We do not know how long the road will be. In the second decision, Hollingsworth v. Perry, the Supreme Court ruled that the defenders of Proposition 8 lacked standing.  This was the most modest and incremental decision it could have rendered without going against the cause of same-sex marriage. The consequence is to leave intact the district court order enjoining the enforcement of Proposition 8. There are some interesting questions about the scope of that order, but in practical terms it is almost certain that same-sex marriage will now return to California.

That outcome seemed quite likely after oral argument in Perry. If there is a surprise, it is in the lineup. There is no logical connection between a Justice’s views on the merits and his or her views on jurisdictional issues like standing. But in practice, the more likely a Justice is to be in the minority on the merits, the more likely that Justice is to believe that jurisdiction is lacking. (In the DOMA case, for example, three of the four dissenters argued that the Court should not be deciding the case at all.) Yet in Perry, the Justices split along very unusual lines: conservatives Roberts and Scalia, voting against jurisdiction, were joined by the more liberal Breyer, Kagan, and Ginsburg. On the other side were conservatives Thomas and Alito, joined by the more liberal Sotomayor and the mercurial Kennedy.

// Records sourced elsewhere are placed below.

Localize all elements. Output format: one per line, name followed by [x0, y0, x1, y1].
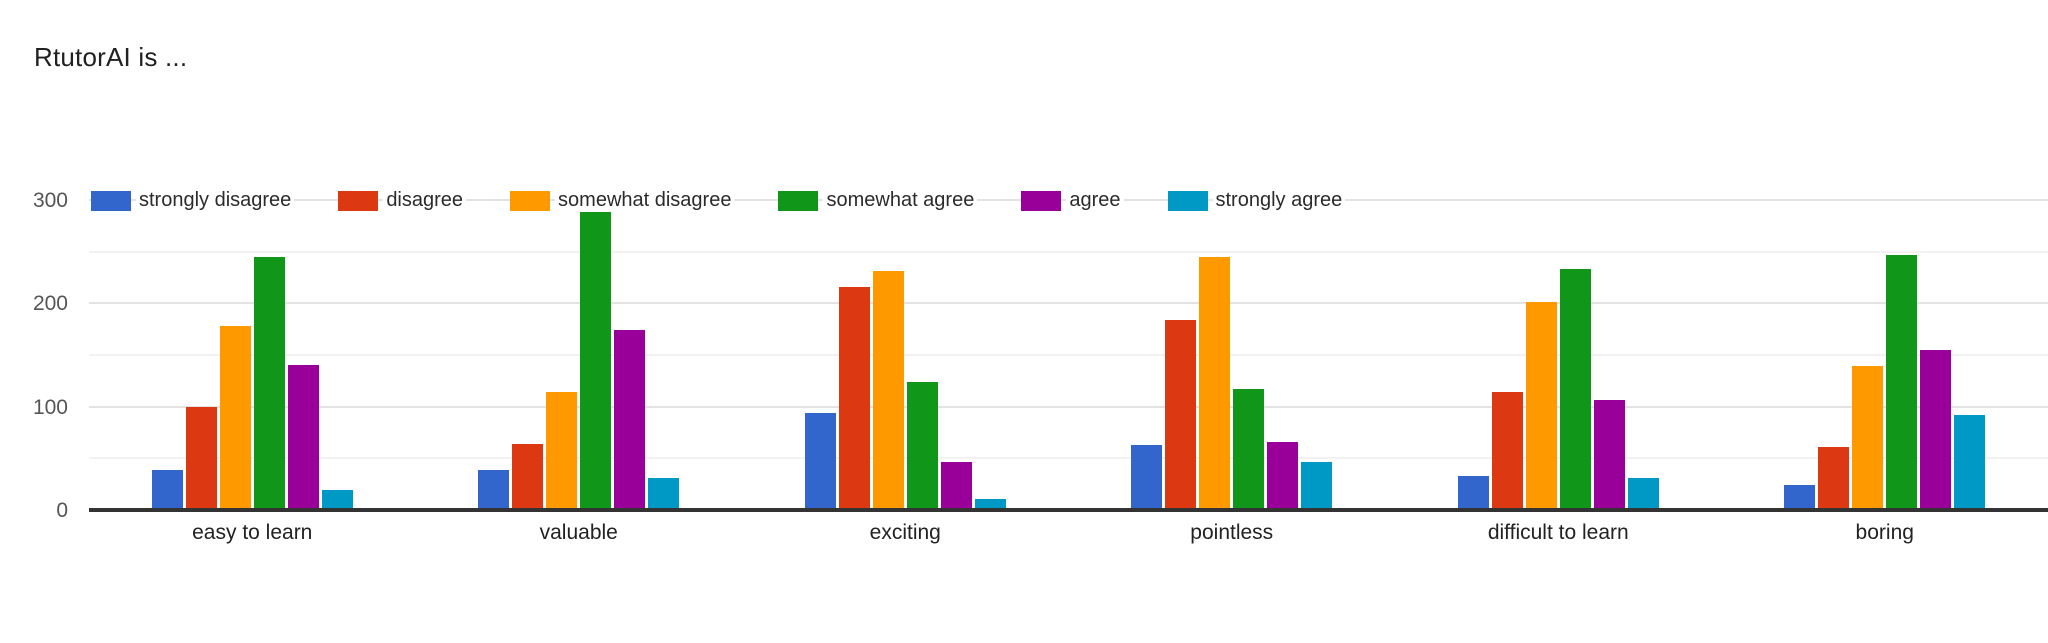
legend-label-strongly-agree: strongly agree: [1212, 189, 1346, 212]
minor-gridline-50: [89, 457, 2048, 460]
legend-label-somewhat-disagree: somewhat disagree: [555, 189, 735, 212]
bar-strongly-agree-difficult-to-learn[interactable]: [1627, 478, 1659, 509]
bar-somewhat-disagree-easy-to-learn[interactable]: [219, 326, 251, 509]
bar-somewhat-disagree-boring[interactable]: [1852, 366, 1884, 509]
legend-label-agree: agree: [1066, 189, 1124, 212]
bar-strongly-disagree-easy-to-learn[interactable]: [151, 470, 183, 509]
y-axis-tick-label-100: 100: [32, 395, 68, 419]
chart-title: RtutorAI is ...: [34, 42, 188, 72]
legend-label-strongly-disagree: strongly disagree: [136, 189, 295, 212]
bar-strongly-disagree-valuable[interactable]: [478, 470, 510, 509]
x-axis-baseline: [89, 508, 2048, 512]
major-gridline-100: [89, 405, 2048, 408]
y-axis-tick-label-300: 300: [32, 189, 68, 212]
bar-disagree-boring[interactable]: [1818, 447, 1850, 509]
minor-gridline-250: [89, 250, 2048, 253]
bar-strongly-disagree-difficult-to-learn[interactable]: [1457, 476, 1489, 509]
legend-swatch-somewhat-disagree: [510, 190, 551, 211]
bar-somewhat-disagree-pointless[interactable]: [1199, 257, 1231, 509]
bar-somewhat-disagree-valuable[interactable]: [546, 392, 578, 509]
bar-somewhat-agree-valuable[interactable]: [580, 205, 612, 509]
major-gridline-200: [89, 302, 2048, 305]
bar-disagree-exciting[interactable]: [838, 287, 870, 509]
bar-disagree-pointless[interactable]: [1165, 320, 1197, 509]
bar-strongly-agree-boring[interactable]: [1954, 415, 1986, 509]
legend-item-agree: agree: [1021, 189, 1124, 212]
bar-strongly-agree-pointless[interactable]: [1301, 462, 1333, 509]
y-axis-tick-label-0: 0: [56, 499, 68, 522]
bar-agree-boring[interactable]: [1920, 350, 1952, 509]
legend-swatch-strongly-disagree: [91, 190, 131, 211]
bar-agree-difficult-to-learn[interactable]: [1593, 400, 1625, 509]
x-axis-label-boring: boring: [1855, 521, 1914, 544]
legend-item-somewhat-disagree: somewhat disagree: [510, 189, 735, 212]
bar-somewhat-disagree-exciting[interactable]: [872, 271, 904, 509]
bar-agree-easy-to-learn[interactable]: [287, 365, 319, 509]
legend-swatch-disagree: [338, 190, 379, 211]
minor-gridline-150: [89, 354, 2048, 356]
bar-strongly-disagree-boring[interactable]: [1784, 485, 1816, 509]
bar-somewhat-agree-exciting[interactable]: [906, 382, 938, 509]
bar-agree-exciting[interactable]: [940, 462, 972, 509]
bar-strongly-disagree-exciting[interactable]: [804, 413, 836, 509]
legend-label-somewhat-agree: somewhat agree: [823, 189, 978, 212]
bar-strongly-agree-valuable[interactable]: [648, 478, 680, 509]
x-axis-label-exciting: exciting: [869, 521, 941, 544]
y-axis-tick-label-200: 200: [32, 292, 68, 316]
bar-somewhat-agree-pointless[interactable]: [1233, 389, 1265, 509]
x-axis-label-valuable: valuable: [539, 521, 618, 544]
x-axis-label-easy-to-learn: easy to learn: [192, 521, 313, 544]
legend-swatch-strongly-agree: [1167, 190, 1208, 211]
x-axis-label-difficult-to-learn: difficult to learn: [1487, 521, 1629, 544]
legend-item-strongly-agree: strongly agree: [1167, 189, 1346, 212]
legend-item-somewhat-agree: somewhat agree: [778, 189, 978, 212]
x-axis-label-pointless: pointless: [1190, 521, 1274, 544]
bar-somewhat-agree-boring[interactable]: [1886, 255, 1918, 509]
legend-swatch-somewhat-agree: [778, 190, 819, 211]
bar-agree-pointless[interactable]: [1267, 442, 1299, 509]
bar-strongly-disagree-pointless[interactable]: [1131, 445, 1163, 509]
bar-strongly-agree-exciting[interactable]: [974, 499, 1006, 509]
legend-item-disagree: disagree: [338, 189, 467, 212]
bar-somewhat-agree-difficult-to-learn[interactable]: [1559, 269, 1591, 509]
bar-disagree-valuable[interactable]: [512, 444, 544, 509]
bar-strongly-agree-easy-to-learn[interactable]: [321, 490, 353, 509]
legend-swatch-agree: [1021, 190, 1062, 211]
chart-legend: strongly disagree disagree somewhat disagr…: [91, 189, 1346, 212]
legend-item-strongly-disagree: strongly disagree: [91, 189, 295, 212]
bar-agree-valuable[interactable]: [614, 330, 646, 509]
bar-disagree-difficult-to-learn[interactable]: [1491, 392, 1523, 509]
bar-somewhat-disagree-difficult-to-learn[interactable]: [1525, 302, 1557, 509]
legend-label-disagree: disagree: [383, 189, 467, 212]
bar-somewhat-agree-easy-to-learn[interactable]: [253, 257, 285, 509]
bar-disagree-easy-to-learn[interactable]: [185, 407, 217, 509]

It is impossible to be sure how these Justices would have voted on the merits, and, interestingly, not one said a word about it. But based on the opinions in Windsor, Perry looks like it would have been a 5-4 decision in favor of same-sex marriage, with Kennedy, Ginsburg, Breyer, Sotomayor, and Kagan in the majority. That three of these Justices voted against jurisdiction suggests that they might have been worried about moving too fast, writing a broad decision that inspired a backlash. Breyer does seem a genuine believer in judicial restraint, and Ginsburg has worried publicly that Roe harmed the cause of women’s rights by foisting an abortion “solution” upon a nation not ready or willing to accept it.

If this theory is right, then the behind-the-scenes story of Perry is of liberal Justices exercising restraint, declining to seize a victory that could have been theirs. It would not be surprising if Ginsburg and Breyer, rather than Kennedy, turned out to be the ones that held back the pro-same-sex marriage bloc. Kennedy is often considered a swing Justice, but this is true largely in the sense of swinging for the fences: Kennedy may go left, or he may go right, but he almost always goes big.

In this context, though, Ginsburg’s worries are probably misplaced. The Court’s equality decisions, even the controversial ones, have won public acceptance. (Brown v. Board of Education, integrating the public school systems, is now an unquestioned icon of our jurisprudence, but at the time, it inspired massive resistance and public denunciation by hundreds of elected officials, requiring the intervention of federal troops for its implementation.) That may be so in part because the Court tends to move incrementally. But it is also so because disputes over equality get settled in a way that the abortion controversy likely never will be. Past discrimination based on race and sex seems outrageous and unjustified to the present in a way that opposition to abortion probably never will. As I detailed in an earlier post, sexual orientation discrimination is on its way into the outrageous category, and nothing the Court does can halt that progress.